The current source of this setup uses a fundamental principle. nxisingSo, if you place your S1 at position 1, you’ll have a positive IC1 output. Then, T2 and T3 will initiate conduction by getting a base current. But you have to wire the circuit like a current feedback network.
Hence, the current through the transistors creates through the transistors produces a voltage around R6. Consequently, the current will trigger T1 to operate. If you have an increasing wind around R6, T1 can conduct more strength. Hence, you must reduce the base drive current for T3 and T2.
With this, your T2 will conduct less. And this results in a current increase restriction. Consequently, R3 and the NiCad cells will apply an excellent constant current. That said, when you connect some LEDs to the current source, it shows the NiCad charger’s operational status.

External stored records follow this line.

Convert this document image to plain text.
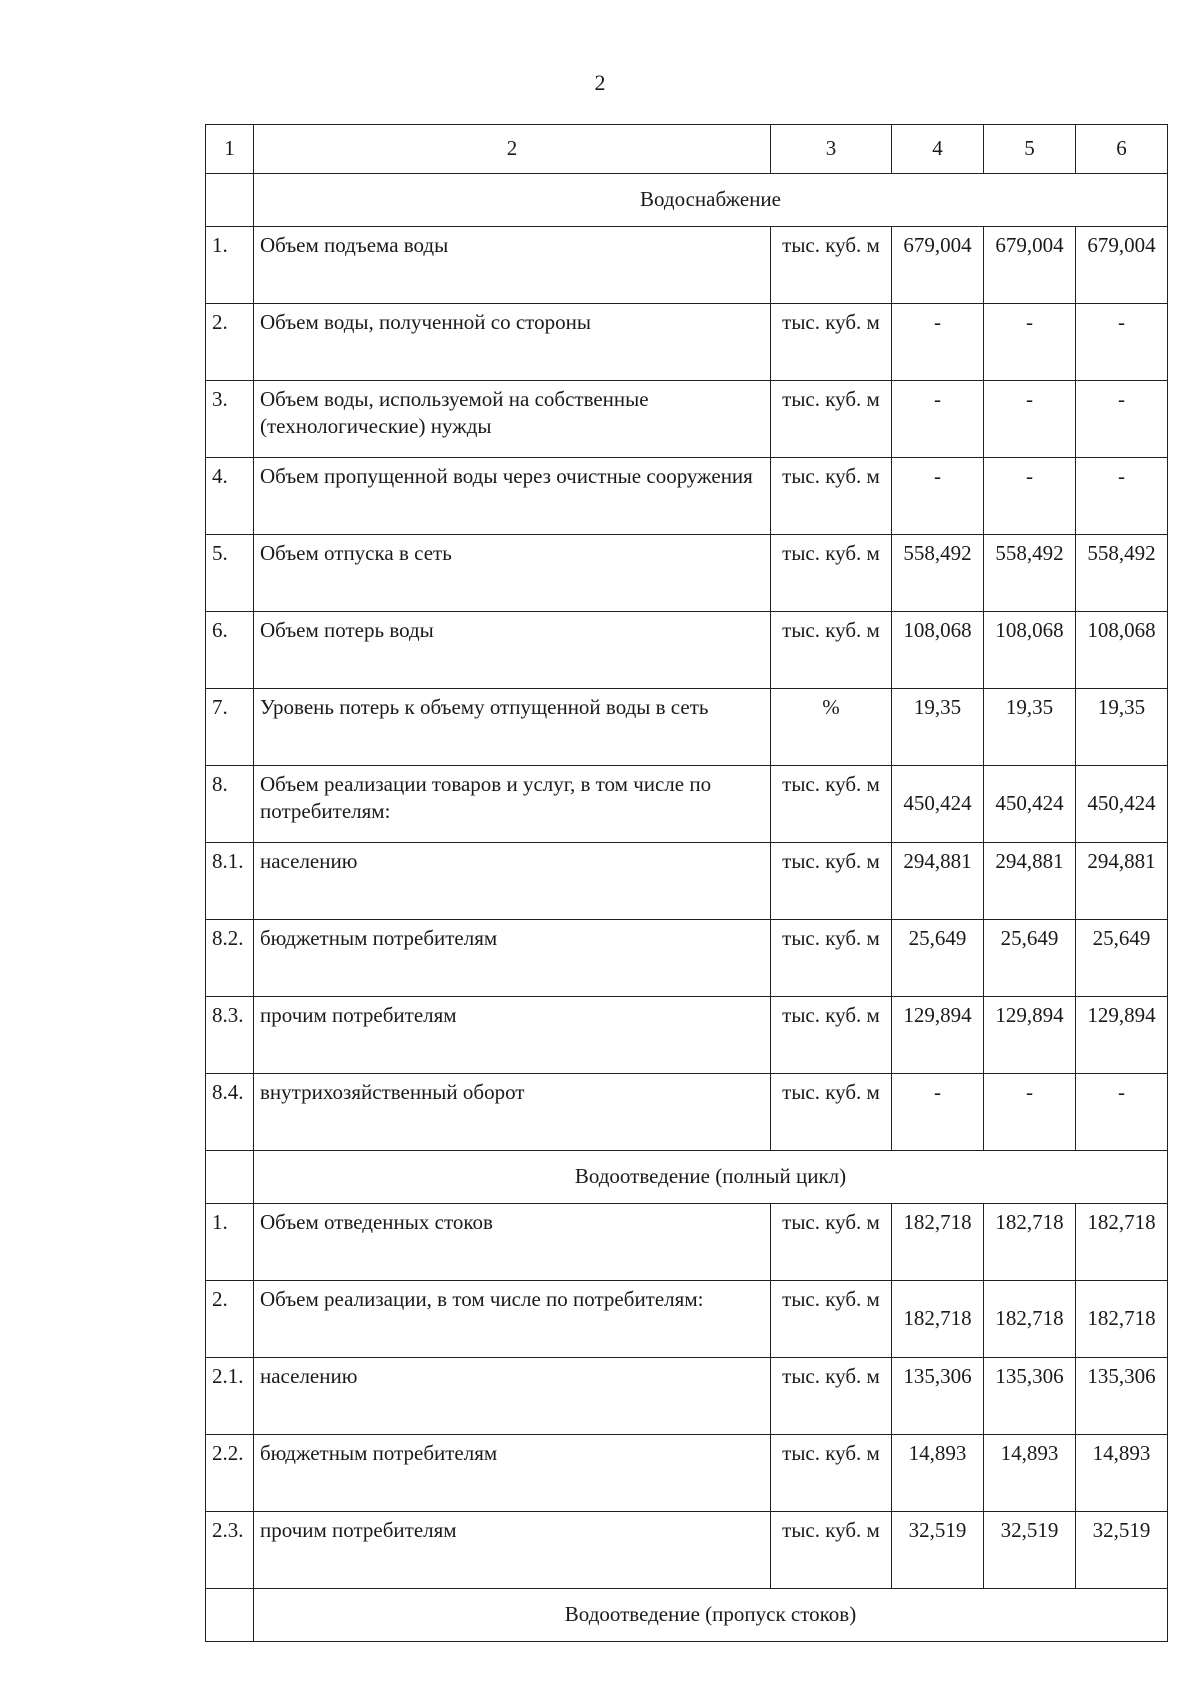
2
1	2	3	4	5	6
	Водоснабжение				
1.	Объем подъема воды	тыс. куб. м	679,004	679,004	679,004
2.	Объем воды, полученной со стороны	тыс. куб. м	-	-	-
3.	Объем воды, используемой на собственные (технологические) нужды	тыс. куб. м	-	-	-
4.	Объем пропущенной воды через очистные сооружения	тыс. куб. м	-	-	-
5.	Объем отпуска в сеть	тыс. куб. м	558,492	558,492	558,492
6.	Объем потерь воды	тыс. куб. м	108,068	108,068	108,068
7.	Уровень потерь к объему отпущенной воды в сеть	%	19,35	19,35	19,35
8.	Объем реализации товаров и услуг, в том числе по потребителям:	тыс. куб. м	450,424	450,424	450,424
8.1.	населению	тыс. куб. м	294,881	294,881	294,881
8.2.	бюджетным потребителям	тыс. куб. м	25,649	25,649	25,649
8.3.	прочим потребителям	тыс. куб. м	129,894	129,894	129,894
8.4.	внутрихозяйственный оборот	тыс. куб. м	-	-	-
	Водоотведение (полный цикл)				
1.	Объем отведенных стоков	тыс. куб. м	182,718	182,718	182,718
2.	Объем реализации, в том числе по потребителям:	тыс. куб. м	182,718	182,718	182,718
2.1.	населению	тыс. куб. м	135,306	135,306	135,306
2.2.	бюджетным потребителям	тыс. куб. м	14,893	14,893	14,893
2.3.	прочим потребителям	тыс. куб. м	32,519	32,519	32,519
	Водоотведение (пропуск стоков)				
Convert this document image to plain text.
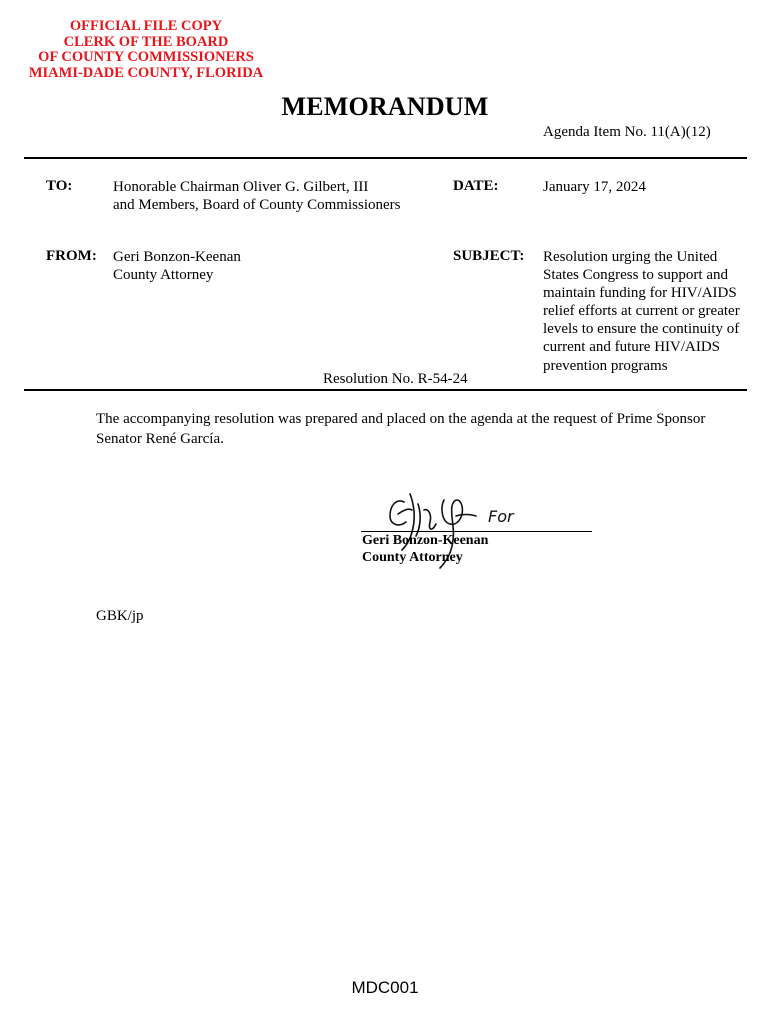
OFFICIAL FILE COPY
CLERK OF THE BOARD
OF COUNTY COMMISSIONERS
MIAMI-DADE COUNTY, FLORIDA
MEMORANDUM
Agenda Item No. 11(A)(12)
TO:	Honorable Chairman Oliver G. Gilbert, III
and Members, Board of County Commissioners
DATE:	January 17, 2024
FROM: Geri Bonzon-Keenan
County Attorney
SUBJECT: Resolution urging the United
States Congress to support and
maintain funding for HIV/AIDS
relief efforts at current or greater
levels to ensure the continuity of
current and future HIV/AIDS
prevention programs
Resolution No. R-54-24
The accompanying resolution was prepared and placed on the agenda at the request of Prime Sponsor
Senator René García.
For
Geri Bonzon-Keenan
County Attorney
GBK/jp
MDC001
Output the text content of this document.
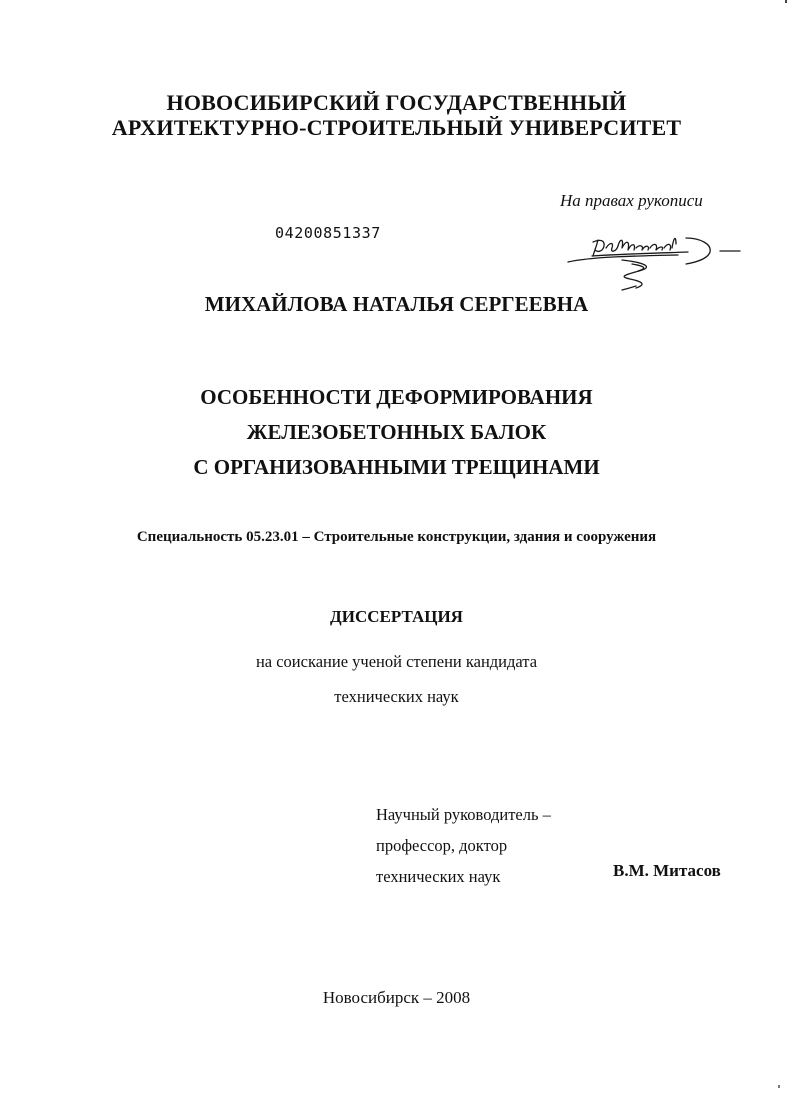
НОВОСИБИРСКИЙ ГОСУДАРСТВЕННЫЙ
АРХИТЕКТУРНО-СТРОИТЕЛЬНЫЙ УНИВЕРСИТЕТ
На правах рукописи
04200851337
МИХАЙЛОВА НАТАЛЬЯ СЕРГЕЕВНА
ОСОБЕННОСТИ ДЕФОРМИРОВАНИЯ
ЖЕЛЕЗОБЕТОННЫХ БАЛОК
С ОРГАНИЗОВАННЫМИ ТРЕЩИНАМИ
Специальность 05.23.01 – Строительные конструкции, здания и сооружения
ДИССЕРТАЦИЯ
на соискание ученой степени кандидата
технических наук
Научный руководитель –
профессор, доктор
технических наук	В.М. Митасов
Новосибирск – 2008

Once your connection is correct, IC1 will supply a positive voltage, and the NiCad cell will illuminate the LED D8. But, if you connect your cells with the wrong polarity, the IC1’s positive potential at pin two will be higher than pin3. Consequently, the output of your op-amp comparator will be 0V.
When this happens, your current source will go off. Plus, your LED D8 won’t come on as well. Further, you may experience a similar issue when you don’t connect any cell for charging. And it may occur because the increased voltage at pin two will be higher than pin three because of the voltage drop across D10.
Further, you have to connect a cell with at least 1V to activate your charger.
How do you charge a NiCad battery?
You can use a battery power pack with two AA-size Ni-Cd cells. While you’re at it, charge your Ni-Cd device at 10% of its battery capacity every hour. And you can use a 120 mA current.
Do NiCad batteries need a special charger?
The best approach is to avoid random battery manufacturers. Instead, charge your NiCad battery with a constant current. You can do this till the cell voltages level off or balance level. Also, avoid the lead-acid purposed chargers.
Can you charge a Ni-Cad battery with a lithium charger?
Yes, you can. But you can’t use a NiCad battery charger for a lithium-ion battery.
Can you use the same charger for NiCd and NiMH batteries?
No, you can’t. And it’s because both batteries have different battery charger controllers.
A simple NiCd battery charger circuit is quite resourceful—especially for the Nickel-Cadmium batteries. But while you use it, ensure that you cut off the charging process when the battery power reaches a full charge. That way, you’ll significantly increase the device’s backup efficiency and boost the battery lifespan.
So, what do you think about this topic? Do you need help with getting the proper NiCad charger circuit? Please feel free to reach us.